Ho paura. Una paura quieta e non manifesta, ma ce l’ho. Ti
temo, piccolo sottile foglio bianco. Mi guardi, mi scruti da ogni angolatura,
lo so lo sento, come gli occhi delle foto dei morti, al cimitero.
Da piccolo mi facevo tutto figo e mi mettevo il gel, per
andare al cimitero. Ero convinto che tutti mi guardassero, che tutti fossero
interessati alla mia figura di piccolo dandy e alle mie scarpe da tennis nuove,
quindi camminavo circospetto, ma un po’ egocentrico, e mi voltavo pure di
scatto, per sorprendere quella morticina lì della mia età guardarmi e
commentare la perfetta attaccattura dei miei pantaloni verdone alle nike nuove
di pacca. Magari ne avrebbe parlato con le altre morticine del cimitero, quando
il pomeriggio sarebbe calato lasciando posto alla sera. Macabro, certo, ma
anche naturale e fresco come i pensieri di un bambino, che sa che la morte fa
parte dell’esistenza tanto quanto la vita, perchè è da poco passato dal nulla
alla realtà, e non ha avuto il tempo di dimenticarselo e averne paura.
Il foglio mi spaventa perchè è terribile come lo specchio di
una profumeria, dove profondità e giochi di luce sono creati ad hoc per
evidenziare le imperfezioni dei clienti, farli sentire umani, decadenti,
bisognosi di acido ialuronico e vitamine della frutta, che invece che dalla
frutta bisogna assorbirle con le cremine.
Quel foglio lì lo sa che prima o poi dovrò affrontarlo. Mi
aspetta, calmo e sicuro di sé come una gatta viziata sul divano più bello. Io,
dal canto mio, non posso far altro che procrastinare, evito di ascoltare il
minimo richiamo al dovere, scivolo via lontano, sorvolo la porzione di
scrivania da dove mi osserva come fosse contaminata.
NON VOGLIO GUARDARMI DENTRO. NON VOGLIO OSSERVARMI. NON
VOGLIO SAPERE CHI SONO DIVENTATO.
Ma lui ride come un matto. Bastardo. Cazzo ridi. Le risate
fuori luogo mettono i brividi. Chi ride quando non ce n’è motivo è uno
spostato. Saresti capace di tutto. Ma rimani lì.

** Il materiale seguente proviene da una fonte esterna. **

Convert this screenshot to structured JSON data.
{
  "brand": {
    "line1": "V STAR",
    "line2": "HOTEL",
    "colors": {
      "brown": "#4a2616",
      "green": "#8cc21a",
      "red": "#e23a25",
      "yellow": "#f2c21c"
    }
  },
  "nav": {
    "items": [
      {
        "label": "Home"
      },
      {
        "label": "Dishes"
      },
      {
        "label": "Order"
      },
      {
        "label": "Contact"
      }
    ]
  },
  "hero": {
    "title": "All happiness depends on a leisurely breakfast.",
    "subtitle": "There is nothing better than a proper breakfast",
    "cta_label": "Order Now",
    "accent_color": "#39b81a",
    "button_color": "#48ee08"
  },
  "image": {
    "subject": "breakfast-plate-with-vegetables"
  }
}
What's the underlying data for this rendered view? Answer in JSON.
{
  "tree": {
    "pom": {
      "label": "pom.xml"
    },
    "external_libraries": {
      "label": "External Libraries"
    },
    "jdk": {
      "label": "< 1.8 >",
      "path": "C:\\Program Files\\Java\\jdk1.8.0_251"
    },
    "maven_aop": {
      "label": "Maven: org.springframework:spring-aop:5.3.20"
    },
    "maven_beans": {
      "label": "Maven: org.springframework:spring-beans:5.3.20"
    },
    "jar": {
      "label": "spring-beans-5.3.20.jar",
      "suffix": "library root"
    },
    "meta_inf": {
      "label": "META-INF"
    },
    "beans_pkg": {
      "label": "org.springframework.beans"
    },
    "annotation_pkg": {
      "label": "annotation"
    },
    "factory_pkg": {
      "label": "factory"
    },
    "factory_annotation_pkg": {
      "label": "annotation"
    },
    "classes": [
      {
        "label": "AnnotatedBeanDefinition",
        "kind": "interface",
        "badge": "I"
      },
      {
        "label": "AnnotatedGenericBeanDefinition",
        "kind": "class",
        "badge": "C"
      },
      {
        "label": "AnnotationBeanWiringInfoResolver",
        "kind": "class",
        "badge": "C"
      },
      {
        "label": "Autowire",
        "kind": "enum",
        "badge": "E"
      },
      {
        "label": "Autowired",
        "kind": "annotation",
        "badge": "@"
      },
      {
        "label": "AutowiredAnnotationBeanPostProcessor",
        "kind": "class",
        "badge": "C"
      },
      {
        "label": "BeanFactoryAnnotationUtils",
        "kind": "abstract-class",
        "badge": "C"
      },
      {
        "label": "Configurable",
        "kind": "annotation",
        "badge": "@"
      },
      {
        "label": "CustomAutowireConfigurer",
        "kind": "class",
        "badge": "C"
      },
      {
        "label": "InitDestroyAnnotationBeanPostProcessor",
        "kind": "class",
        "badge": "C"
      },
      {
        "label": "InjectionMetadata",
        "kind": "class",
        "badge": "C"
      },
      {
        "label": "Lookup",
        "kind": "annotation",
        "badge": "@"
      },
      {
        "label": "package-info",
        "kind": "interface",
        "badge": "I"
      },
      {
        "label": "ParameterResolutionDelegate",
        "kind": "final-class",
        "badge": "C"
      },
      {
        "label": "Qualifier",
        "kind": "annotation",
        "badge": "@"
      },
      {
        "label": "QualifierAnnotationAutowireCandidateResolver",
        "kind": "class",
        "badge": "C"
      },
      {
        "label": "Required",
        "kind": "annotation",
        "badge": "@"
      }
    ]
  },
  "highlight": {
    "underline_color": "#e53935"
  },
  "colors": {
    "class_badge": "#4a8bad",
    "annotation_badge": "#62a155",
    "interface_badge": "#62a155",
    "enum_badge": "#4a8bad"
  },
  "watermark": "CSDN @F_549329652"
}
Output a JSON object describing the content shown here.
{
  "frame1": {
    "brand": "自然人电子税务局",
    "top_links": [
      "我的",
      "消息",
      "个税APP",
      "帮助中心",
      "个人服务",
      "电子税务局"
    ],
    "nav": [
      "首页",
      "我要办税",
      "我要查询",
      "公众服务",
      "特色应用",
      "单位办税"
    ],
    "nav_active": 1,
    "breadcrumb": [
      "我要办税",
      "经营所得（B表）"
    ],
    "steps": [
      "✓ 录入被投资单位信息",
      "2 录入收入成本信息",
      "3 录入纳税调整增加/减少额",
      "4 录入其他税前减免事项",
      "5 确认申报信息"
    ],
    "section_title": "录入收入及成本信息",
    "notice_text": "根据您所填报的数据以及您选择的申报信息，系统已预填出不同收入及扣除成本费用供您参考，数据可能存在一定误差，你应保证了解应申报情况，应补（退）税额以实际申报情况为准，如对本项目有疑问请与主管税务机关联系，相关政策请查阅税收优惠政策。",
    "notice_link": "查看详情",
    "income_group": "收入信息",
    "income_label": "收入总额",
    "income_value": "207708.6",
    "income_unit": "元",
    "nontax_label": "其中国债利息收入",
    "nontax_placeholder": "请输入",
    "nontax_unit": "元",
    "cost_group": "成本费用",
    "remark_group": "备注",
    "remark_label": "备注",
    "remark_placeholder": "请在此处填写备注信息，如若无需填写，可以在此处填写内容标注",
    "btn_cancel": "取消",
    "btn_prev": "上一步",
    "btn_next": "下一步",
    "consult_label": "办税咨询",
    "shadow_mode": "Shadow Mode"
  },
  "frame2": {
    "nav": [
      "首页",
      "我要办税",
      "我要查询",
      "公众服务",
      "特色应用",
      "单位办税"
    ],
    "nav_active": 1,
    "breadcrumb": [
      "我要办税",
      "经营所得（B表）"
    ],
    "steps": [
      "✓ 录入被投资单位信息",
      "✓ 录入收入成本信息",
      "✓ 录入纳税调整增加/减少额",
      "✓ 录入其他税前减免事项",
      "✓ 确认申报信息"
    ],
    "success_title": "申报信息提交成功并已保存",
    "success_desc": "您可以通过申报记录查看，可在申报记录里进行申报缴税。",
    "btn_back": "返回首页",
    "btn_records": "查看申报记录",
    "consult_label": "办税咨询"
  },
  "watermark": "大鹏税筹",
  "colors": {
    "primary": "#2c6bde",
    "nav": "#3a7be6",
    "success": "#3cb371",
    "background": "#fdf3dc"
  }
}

Spengo la luce. Lui è ancora lì che mi aspetta. Il tempo mi
scorre addosso come carta vetrata. Afferro le ginocchia e stringo i denti
perché devo resistere
.
La cosa più improbabile a questo punto della vicenda, lo so
bene, è la comparsa di un’erezione. Una potente, inaspettata, pomposa e
inopportuna erezione. Sento i brividi di piacere attraversarmi le palle e
salirmi fino al tronco trasformandosi in formicolii sparsi. Spalanco gli occhi,
rattrappisco la mente e i suoi stupidi origami. “Fottiti ego, fottiti” dico
mentre infilo la mano nei pantaloni e me lo afferro. Lo stringo caldo e duro e
provo piacere nel palpare la mia mascolinità.
Sprofondo nel mio mondo, a tu per tu con le mie fantasie più
animalesche, sconfiggo qualsiasi pensiero razionale e mi cospargo di attimi necessari,
attimi di fervide perversioni finché non vengo,
spossato, dopo aver cavalcato mille fantasie bagnate e torbide. Vengo e
vengo e sembra non finire mai tanta era la frustrazione accumulata dentro di
me, che ricaccio fuori in forma di perle bianche.
Rimango a contemplare le reazioni chimiche del mio cervello,
occhi spalancati rivolti verso l’alto nel buio della stanza, il cuore che batte
forte, l’eccitazione pompata a più non posso nelle vene. Sono stato con tutti e
con me stesso, ho attraversato momenti passati e futuri e schiacciato tutto con la fantasia.
Anteposto fisicità a punti interrogativi. Ho gli occhi spalancati che scavano
nel buio.
E da vero adulto, oramai, mi alzo in piedi sulle gambe
ancora tremolanti. Avanzo lentamente verso il foglio bianco. Lo afferro deciso
e guardandolo dritto negli occhi lo uso per pulire i liquidi residui della mia
eccitazione. E Schopenhauer non me ne voglia, se lui non ci aveva mai pensato.